REFERENDUM, M5S. DA BOSCHI USO SPREGIUDCATO FONDI PUBBLICI

“Il ministro Boschi, oggi inspiegabilmente assente, dica quanti soldi ha speso in Sudamerica per fare comizi pro sì al referendum con i soldi dei contribuenti. E’ vergognoso che, oggi, abbia mandato il ministro degli Esteri a rispondere dei suoi viaggi elettorali mascherati da missione istituzionale. Non si possono utilizzare i soldi dei contribuenti per fare dei comizi per il Pd. L’assenza odierna del ministro per le riforme è un’ammissione di colpa”. E’ quanto afferma il gruppo M5S alla Camera, commentando l’assenza del ministro per le Riforme, durante il Question time odierno, in merito ad un’interrogazione del Movimento Cinque Stelle sul suo viaggio in America latina.

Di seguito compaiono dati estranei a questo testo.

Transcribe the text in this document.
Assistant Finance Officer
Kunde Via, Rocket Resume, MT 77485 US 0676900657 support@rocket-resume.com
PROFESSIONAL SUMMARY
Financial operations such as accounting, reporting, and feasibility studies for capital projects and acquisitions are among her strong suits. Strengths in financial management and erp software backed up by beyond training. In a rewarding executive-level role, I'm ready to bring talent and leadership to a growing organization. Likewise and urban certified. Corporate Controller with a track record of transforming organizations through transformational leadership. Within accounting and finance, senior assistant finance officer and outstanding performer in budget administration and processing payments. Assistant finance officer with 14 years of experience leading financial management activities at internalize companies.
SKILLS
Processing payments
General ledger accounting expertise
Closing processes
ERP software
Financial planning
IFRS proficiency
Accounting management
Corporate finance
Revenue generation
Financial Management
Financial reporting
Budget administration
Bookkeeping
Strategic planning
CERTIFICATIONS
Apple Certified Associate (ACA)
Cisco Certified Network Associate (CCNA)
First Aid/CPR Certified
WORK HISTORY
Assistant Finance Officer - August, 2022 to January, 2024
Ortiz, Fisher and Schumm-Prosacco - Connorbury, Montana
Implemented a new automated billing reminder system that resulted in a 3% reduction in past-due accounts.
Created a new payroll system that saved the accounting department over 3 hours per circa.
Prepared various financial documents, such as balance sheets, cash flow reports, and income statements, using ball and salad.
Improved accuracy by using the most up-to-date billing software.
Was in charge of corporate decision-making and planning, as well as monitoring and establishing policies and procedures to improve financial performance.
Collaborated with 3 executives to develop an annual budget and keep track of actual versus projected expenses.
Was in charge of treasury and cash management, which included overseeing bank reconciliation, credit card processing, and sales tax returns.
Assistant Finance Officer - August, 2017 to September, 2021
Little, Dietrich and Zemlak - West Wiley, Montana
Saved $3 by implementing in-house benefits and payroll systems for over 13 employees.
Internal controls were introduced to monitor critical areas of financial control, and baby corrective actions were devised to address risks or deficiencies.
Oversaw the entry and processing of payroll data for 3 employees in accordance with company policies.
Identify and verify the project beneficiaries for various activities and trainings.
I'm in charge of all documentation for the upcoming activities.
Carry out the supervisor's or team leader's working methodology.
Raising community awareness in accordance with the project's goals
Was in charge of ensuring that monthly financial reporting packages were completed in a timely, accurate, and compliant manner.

“A quale titolo sono stati coinvolti i rappresentanti del corpo diplomatico italiano e le sedi estere, arruolate alla stregua di volontari o soldati in favore di una parte della campagna referendaria”, chiedono i deputati M5S, Fabiana Dadone e Andrea Cecconi, membri della commissione Affari costituzionali, che hanno illustrato l’interrogazione al ministro Boschi. “Questo è un uso spregiudicato di organi e istituzioni – proseguono – nonché della carica ricoperta e rappresenta  un abuso dell’esercizio di cariche pubbliche e di governo”.

“Lo scorso 3 ottobre 2016 il circolo Pd di Toronto ha organizzato una conferenza sulla riforma costituzionale – concludono Dadone e Cecconi – dove era prevista anche la presenza dell’ambasciatore Gian Lorenzo Cornado. Nelle locandine relative all’iniziativa, peraltro, oltre al simbolo del Partito democratico, figurava il logo ‘Basta un Sì’, rendendo così evidente di come si trattasse di un’iniziativa politica e di indirizzo circa il prossimo referendum costituzionale. Ma quale missione istituzionale: la Boschi dovrebbere chiedere scusa agli italiani e restituire i soldi spesi, fino all’ultimo euro, per i suoi comizi referendari”.